No Place Like Home

Conchy Bretos was born in Cuba and came to America in 1962 as part of what was called the "Peter Pan" airlift. At that time, upper and middle class Cubans, worried about Castro, sent their children to the United States. Conchy was 14 years old when she came, and spent three years in a Nebraska orphanage before being reunited with her parents. It's possible she got her resilience from that tough experience. For certain, she grasped on to the American Dream and all it had to offer.
After a varied career in marketing, health care and women's issues, Conchy Bretos spent several years working in Florida state government. As Secretary for Aging and Adult Services , Conchy was frustrated to see senior citizens who needed help either wasting away alone in their apartments or getting shipped off to nursing homes. Why, she wondered, did we have to send seniors who couldn't afford assisted living to the nursing homes that Conchy calls "dump yards" when all they needed was a little help taking care of themselves?
Conchy told us about how the massive federal bureaucracy that pays for health care, Medicaid, essentially offers these seniors no other option. By law, the only care Medicaid is required to provide is in nursing homes. So, Conchy, undaunted, took on the bureucracy. She convinced the goverment to let her try bringing assisted living services--like food, help getting dressed, help with medication--to seniors in their own apartments.

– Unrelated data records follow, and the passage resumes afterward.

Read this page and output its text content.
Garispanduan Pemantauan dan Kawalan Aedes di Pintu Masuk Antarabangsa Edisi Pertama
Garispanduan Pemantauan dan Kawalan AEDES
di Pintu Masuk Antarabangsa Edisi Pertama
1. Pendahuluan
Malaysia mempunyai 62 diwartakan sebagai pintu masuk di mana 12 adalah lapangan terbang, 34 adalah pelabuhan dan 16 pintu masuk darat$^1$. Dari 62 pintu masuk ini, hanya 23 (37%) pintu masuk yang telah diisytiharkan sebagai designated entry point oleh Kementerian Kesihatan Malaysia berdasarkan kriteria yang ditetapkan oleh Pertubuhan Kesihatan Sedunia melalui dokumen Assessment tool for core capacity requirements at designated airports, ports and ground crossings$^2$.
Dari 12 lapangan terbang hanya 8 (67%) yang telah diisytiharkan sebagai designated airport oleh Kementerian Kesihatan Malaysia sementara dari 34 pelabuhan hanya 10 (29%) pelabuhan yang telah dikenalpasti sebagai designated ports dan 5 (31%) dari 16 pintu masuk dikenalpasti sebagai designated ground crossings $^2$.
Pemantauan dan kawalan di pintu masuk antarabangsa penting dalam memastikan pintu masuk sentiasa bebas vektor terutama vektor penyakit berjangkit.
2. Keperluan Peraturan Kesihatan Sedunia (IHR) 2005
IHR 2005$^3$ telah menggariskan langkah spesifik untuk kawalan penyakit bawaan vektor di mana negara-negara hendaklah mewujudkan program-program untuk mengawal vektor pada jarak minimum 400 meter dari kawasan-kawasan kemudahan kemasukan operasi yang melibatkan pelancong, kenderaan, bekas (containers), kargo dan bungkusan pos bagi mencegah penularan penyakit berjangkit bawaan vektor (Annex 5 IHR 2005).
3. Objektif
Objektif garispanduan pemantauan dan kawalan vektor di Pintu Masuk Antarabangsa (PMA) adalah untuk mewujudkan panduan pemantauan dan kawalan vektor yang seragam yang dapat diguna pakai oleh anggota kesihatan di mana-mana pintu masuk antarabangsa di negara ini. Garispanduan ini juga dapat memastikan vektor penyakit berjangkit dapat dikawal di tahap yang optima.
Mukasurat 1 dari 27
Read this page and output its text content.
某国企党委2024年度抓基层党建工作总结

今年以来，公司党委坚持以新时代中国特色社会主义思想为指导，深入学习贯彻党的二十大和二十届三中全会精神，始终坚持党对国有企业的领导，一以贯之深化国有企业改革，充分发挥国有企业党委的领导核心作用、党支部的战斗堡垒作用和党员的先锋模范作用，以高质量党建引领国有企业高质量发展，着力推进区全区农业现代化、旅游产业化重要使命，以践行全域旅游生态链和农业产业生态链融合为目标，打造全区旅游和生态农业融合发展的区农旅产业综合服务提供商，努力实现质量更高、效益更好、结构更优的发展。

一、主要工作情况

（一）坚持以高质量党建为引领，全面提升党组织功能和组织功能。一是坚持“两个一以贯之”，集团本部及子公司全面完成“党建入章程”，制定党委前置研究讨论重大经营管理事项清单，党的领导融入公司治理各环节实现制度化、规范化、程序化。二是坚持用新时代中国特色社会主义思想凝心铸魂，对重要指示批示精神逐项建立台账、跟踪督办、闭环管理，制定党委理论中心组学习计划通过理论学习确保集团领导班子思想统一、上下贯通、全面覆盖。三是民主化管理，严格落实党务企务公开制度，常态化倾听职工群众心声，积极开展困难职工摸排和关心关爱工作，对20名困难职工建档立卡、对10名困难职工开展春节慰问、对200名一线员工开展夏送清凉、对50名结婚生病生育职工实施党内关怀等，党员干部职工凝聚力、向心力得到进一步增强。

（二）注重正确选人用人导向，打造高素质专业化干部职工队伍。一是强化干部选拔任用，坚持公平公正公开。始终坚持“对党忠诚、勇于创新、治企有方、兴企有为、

Staying in their apartments, without the regimentation of a nursing home keeps seniors much happier, while saving the government a bundle. Many millions, in fact. Since 1994, her company has brought assisted living services to thousands of seniors in public housing apartments around the country. And, recently, the federal government--through an agreement between the Department of Housing and Urban Development and the Medicaid program--held Conchy's method up as a model, even changing the law to make it easier for more states to replicate the kind of public housing assisted living services she offers.
I found Conchy Bretos to be incredibly inspiring. Her energy, optimism and "can do" spirit are infectious. Not only that, she's really fun to be around. We hope you enjoy meeting her as much as we did.